Wave propagation and pattern formation in two-dimensional hexagonally-packed granular crystals under various configurations

TL;DR

This paper investigates wave propagation and pattern formation in two-dimensional hexagonally-packed granular crystals with various boundary geometries and configurations, revealing how geometry and material differences influence wave behavior and energy trapping.

Contribution

It introduces new configurations including multiple boundary and interior strikers, and interfaces between different materials, expanding understanding of wave dynamics in complex granular systems.

Findings

Boundary geometry affects wave reflection and bottleneck formation.

Multiple and interior strikers lead to diverse wave patterns.
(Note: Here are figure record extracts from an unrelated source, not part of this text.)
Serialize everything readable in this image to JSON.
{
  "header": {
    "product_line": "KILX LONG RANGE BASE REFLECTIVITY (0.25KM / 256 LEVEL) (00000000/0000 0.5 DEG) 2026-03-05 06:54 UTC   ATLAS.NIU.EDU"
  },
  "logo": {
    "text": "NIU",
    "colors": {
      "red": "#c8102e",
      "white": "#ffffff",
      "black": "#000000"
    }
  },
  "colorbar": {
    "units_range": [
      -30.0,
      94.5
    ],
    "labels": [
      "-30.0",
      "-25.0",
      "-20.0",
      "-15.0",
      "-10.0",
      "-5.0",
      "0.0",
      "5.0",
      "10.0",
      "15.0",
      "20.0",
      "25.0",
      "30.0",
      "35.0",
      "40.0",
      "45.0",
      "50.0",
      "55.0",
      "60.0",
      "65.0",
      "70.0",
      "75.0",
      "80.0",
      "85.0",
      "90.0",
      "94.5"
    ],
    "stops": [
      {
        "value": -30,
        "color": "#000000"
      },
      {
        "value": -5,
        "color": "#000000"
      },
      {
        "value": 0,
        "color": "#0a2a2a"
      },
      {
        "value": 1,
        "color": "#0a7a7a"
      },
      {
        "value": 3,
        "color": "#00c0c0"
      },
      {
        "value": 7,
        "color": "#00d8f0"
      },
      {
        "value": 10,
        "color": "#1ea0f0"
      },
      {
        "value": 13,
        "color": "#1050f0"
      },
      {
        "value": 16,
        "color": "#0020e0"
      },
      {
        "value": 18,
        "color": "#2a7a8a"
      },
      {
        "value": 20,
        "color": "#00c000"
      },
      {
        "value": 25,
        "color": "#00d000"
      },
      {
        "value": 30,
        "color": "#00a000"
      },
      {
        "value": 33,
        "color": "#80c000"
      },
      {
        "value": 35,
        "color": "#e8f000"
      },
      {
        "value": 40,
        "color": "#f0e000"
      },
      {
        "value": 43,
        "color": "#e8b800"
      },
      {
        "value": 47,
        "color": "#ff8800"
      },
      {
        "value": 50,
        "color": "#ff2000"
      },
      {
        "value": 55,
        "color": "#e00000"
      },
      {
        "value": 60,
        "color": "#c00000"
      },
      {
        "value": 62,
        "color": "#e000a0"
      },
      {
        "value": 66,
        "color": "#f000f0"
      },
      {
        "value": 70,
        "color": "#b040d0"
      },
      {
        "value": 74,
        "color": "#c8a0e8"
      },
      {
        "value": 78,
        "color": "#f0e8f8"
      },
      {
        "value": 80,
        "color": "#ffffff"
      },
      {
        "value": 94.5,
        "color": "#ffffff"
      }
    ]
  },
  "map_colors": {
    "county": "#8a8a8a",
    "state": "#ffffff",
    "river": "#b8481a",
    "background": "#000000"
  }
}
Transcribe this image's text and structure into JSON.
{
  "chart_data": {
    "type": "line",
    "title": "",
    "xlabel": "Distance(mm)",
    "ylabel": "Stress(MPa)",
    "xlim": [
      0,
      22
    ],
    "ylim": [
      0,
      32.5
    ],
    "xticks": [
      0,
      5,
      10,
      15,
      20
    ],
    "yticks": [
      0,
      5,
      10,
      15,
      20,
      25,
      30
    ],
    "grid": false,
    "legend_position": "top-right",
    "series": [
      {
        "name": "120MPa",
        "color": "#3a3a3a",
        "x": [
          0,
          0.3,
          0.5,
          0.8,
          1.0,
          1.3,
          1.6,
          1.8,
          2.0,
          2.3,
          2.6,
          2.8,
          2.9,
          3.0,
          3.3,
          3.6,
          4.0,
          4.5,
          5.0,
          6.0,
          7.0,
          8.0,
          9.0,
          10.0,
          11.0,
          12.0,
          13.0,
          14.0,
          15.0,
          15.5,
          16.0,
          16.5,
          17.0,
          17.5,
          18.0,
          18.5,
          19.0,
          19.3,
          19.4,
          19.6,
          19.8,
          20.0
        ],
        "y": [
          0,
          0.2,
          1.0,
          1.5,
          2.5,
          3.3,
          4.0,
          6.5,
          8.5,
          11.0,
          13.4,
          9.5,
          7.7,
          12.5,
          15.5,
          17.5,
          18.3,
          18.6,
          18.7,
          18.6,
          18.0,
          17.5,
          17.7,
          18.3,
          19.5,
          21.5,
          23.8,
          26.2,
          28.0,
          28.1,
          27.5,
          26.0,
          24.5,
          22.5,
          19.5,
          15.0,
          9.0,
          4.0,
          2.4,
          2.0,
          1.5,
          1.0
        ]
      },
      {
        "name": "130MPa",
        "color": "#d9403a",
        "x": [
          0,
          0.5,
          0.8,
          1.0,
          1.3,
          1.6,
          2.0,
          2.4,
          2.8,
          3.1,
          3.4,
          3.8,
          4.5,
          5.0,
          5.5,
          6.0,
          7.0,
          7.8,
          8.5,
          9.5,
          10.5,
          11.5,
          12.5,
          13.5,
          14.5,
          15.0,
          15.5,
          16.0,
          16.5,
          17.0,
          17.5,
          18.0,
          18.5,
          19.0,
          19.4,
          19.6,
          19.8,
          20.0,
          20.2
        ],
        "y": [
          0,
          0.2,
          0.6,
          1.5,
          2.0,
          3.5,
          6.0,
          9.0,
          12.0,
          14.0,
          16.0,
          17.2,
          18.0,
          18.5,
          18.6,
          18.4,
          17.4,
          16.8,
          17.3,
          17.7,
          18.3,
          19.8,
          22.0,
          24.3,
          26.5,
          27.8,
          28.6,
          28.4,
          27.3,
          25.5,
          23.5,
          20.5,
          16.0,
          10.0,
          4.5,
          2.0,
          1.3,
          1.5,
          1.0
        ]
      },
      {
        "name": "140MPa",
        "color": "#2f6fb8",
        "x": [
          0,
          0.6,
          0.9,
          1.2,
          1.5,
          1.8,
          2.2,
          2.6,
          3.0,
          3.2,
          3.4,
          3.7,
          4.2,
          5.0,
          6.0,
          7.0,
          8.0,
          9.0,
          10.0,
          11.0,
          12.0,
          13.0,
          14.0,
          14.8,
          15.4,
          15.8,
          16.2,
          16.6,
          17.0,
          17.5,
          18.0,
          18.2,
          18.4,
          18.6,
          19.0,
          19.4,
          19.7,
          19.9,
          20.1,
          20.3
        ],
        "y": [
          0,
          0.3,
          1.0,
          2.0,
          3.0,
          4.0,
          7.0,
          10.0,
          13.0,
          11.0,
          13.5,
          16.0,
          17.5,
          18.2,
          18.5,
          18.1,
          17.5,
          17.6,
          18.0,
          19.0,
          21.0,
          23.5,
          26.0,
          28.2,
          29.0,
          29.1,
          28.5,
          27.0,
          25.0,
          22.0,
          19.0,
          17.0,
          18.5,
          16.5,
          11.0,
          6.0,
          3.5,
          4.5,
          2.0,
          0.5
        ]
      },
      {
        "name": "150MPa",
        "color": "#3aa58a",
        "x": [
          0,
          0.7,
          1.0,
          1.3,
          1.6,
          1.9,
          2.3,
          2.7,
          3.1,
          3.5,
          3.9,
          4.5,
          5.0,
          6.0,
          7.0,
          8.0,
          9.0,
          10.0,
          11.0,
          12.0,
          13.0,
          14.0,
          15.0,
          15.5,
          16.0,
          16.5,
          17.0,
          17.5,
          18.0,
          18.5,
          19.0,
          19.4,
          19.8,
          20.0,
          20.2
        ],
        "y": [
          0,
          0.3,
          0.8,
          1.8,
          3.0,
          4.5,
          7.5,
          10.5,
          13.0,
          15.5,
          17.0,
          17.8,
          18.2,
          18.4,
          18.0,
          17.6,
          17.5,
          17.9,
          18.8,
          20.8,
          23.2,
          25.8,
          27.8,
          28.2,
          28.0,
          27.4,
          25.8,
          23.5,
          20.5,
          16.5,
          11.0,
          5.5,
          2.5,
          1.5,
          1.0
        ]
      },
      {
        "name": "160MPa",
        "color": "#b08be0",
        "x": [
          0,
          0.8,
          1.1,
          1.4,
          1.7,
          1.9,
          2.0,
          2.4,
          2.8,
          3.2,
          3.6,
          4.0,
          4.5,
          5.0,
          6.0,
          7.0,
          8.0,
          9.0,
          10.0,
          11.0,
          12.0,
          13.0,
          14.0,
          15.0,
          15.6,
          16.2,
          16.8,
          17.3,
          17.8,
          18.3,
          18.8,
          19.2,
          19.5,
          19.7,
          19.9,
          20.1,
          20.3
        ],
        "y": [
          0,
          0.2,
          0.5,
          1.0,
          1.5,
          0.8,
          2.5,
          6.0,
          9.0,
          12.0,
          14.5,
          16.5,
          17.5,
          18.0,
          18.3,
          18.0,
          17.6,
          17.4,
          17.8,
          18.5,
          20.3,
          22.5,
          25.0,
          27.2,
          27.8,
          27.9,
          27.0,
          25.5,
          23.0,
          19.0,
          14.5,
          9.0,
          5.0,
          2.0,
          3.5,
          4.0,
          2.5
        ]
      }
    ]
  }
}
Material interfaces can trap wave energy within specific regions.

Abstract

We study wave propagation in two-dimensional granular crystals under the Hertzian contact law consisting of hexagonal packings of spheres under various basin geometries including hexagonal, triangular, and circular basins which can be tiled with hexagons. We find that the basin geometry will influence wave reflection at the boundaries, as expected, and also may result in bottlenecks forming. While exterior strikers the size of a single sphere have been considered in the literature, it is also possible to consider strikers which impact multiple spheres along a boundary, or to have multiple sides being struck simultaneously. It is also possible to consider obstructions or even strikers in the interior of the hexagonally packed granular crystal, as previously considered in the case of square packings, resulting in the basin geometry no longer forming a convex set. We consider various configurations of either boundary or interior strikers. We shall also consider the case where a granular crystal is composed of two separate crystals of differing material, with a single interface between the two distinct materials. Depending on the relative material properties of each type of sphere, this can result in a trapping of most of the wave energy within one of the two regions. While repeated reflections from the boundaries will cause the systems we study to fall into disorder for large time, there are a number of interesting wave structures and patters that emerge as transients at intermediate timescales.